On ne peut concevoir de vie démocratique sans liberté de parole. La Bible, les Évangiles, le Coran considèrent même la parole comme l’origine de toute chose. Dans nos sociétés, cette liberté s’exprime par la liberté de la presse. Les journalistes sont les témoins de notre temps. Les bâillonner, c’est plonger les citoyens dans l’ignorance, et la société dans l’obscurantisme.
Depuis le début du conflit du Caucase du sud, certains medias occidentaux, en France en particulier, ont pris la grave responsabilité d’exclure les intervenants azerbaïdjanais des plateaux de télévision et des colonnes des journaux, n’ouvrant leur porte qu’aux porte-paroles du séparatisme arménien, contribuant ainsi à installer, dans l'esprit du public français, le récit imaginaire d'une région "habitée depuis des millénaires par le peuple arménien", passant sous silence le massacre de Khodjaly et la destruction des villes du Karabakh.
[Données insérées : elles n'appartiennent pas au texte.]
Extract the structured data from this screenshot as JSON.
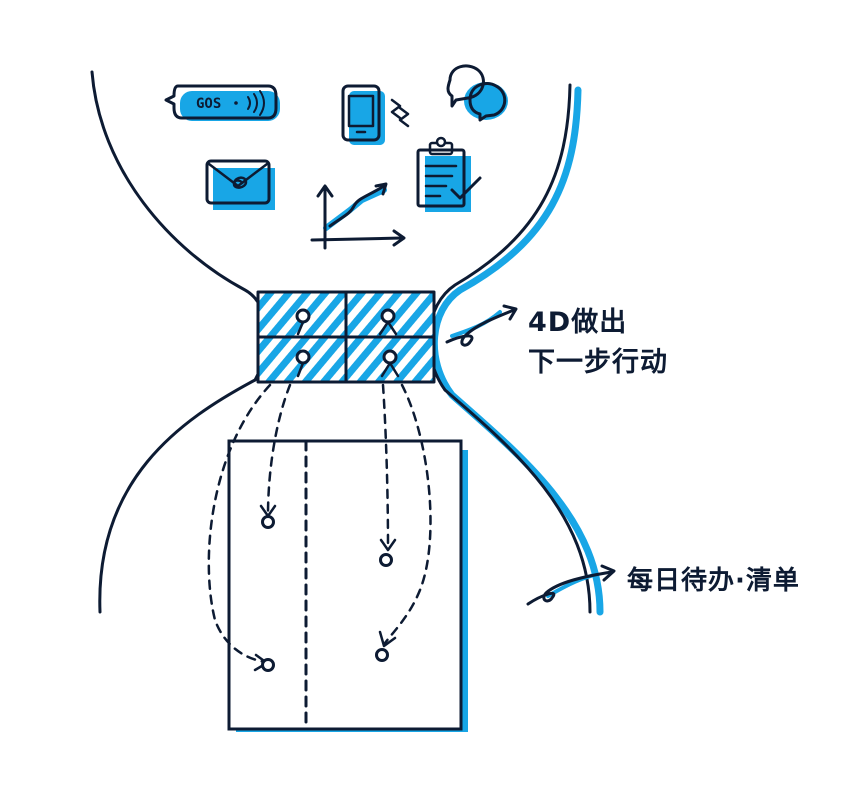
{
  "sms_text": "GOS",
  "labels": {
    "top_next_action_line1": "4D做出",
    "top_next_action_line2": "下一步行动",
    "bottom_daily_todo": "每日待办·清单"
  },
  "colors": {
    "ink": "#0d1b33",
    "accent": "#18a6e6",
    "background": "#ffffff"
  },
  "icons": [
    "sms-bubble-icon",
    "phone-vibrate-icon",
    "chat-bubbles-icon",
    "mail-envelope-icon",
    "growth-chart-icon",
    "clipboard-check-icon"
  ]
}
Les journalistes français, comme Liseron Boudoul ou moi-même, qui ont décidé de se rendre sur place pour témoigner, en toute indépendance, de la réalité des événements, ont été menacés et censurés. Récemment, une journaliste azerbaïdjanaise a été empêchée, par les autorités françaises, de faire son travail en Nouvelle-Calédonie.
Aujourd’hui, on ne peut plus dire que la presse française est libre. A part quelques journaux comme Mediapart, Politis et quelques autres, la presse française, largement subventionnée par l’État, est aux mains d’oligarques proches du pouvoir ou de l’extrême-droite, qui tentent de convaincre leurs lecteurs et spectateurs que les conflits intérieurs ou internationaux sont le fruit d'une confrontation civilisationnelle entre "le camp du bien" et "le camp du mal".
Je peux témoigner en revanche, et je le dis en toute indépendance et objectivité, que j’ai bénéficié, lors de mes séjours en Azerbaïdjan, d’une totale liberté de mouvement et d’expression. Jamais quoi que ce soit ne m’a été imposé, et je n’ai été jamais empêché de rencontrer qui que ce soit, de visiter ou de filmer quelque lieu que ce soit. Sinon, je ne serais pas resté une seconde de plus et j'aurais, sur le champ, fait mes valises. Les articles que j’ai le plaisir de publier dans les journaux azerbaïdjanais se sont jamais passés au crible d’aucun contrôle. Je ne l'aurais pas non plus accepté. Personne n’a jamais chercher à influencer mon travail, dans un sens ou dans un autre. Cela n’a pas toujours été le cas dans d’autres pays.
Il s’agit d’ailleurs là de l’un des motifs d’étonnement récurrents chez ceux qui visitent l’Azerbaïdjan. Quel chef d’État consacrerait trois heures de son temps à répondre aux questions des journalistes ou spécialistes internationaux, y compris les plus incisives, qu’elles viennent de journalistes travaillant dans des pays amis ou non, comme l’Iran, les États-Unis, ou la France par exemple ? C’est pourtant exactement ce qui s’est passé lors des trois séances de face-à-face avec le président Ilham Aliyev auxquelles j’ai participé.
Cette volonté de transparence à l’égard de la presse s’est illustrée notamment à l’occasion du « Susha Global Media Forum », qui s’est tenue à Choucha le 23 juillet 2023 et auquel participaient 250 journalistes et directeurs de presse venus de 50 pays différents. Les sujets : l’avenir du métier de journaliste et, naturellement, la liberté de la presse. Régulièrement, le chef de l’État azerbaïdjanais invite les medias à venir lui poser librement leurs questions, auxquelles il répond sans esquive et sans langue de bois. On aimerait qu’il en soit plus souvent ainsi dans nos pays qui prétendent faire leur étendard de la protection des journalistes.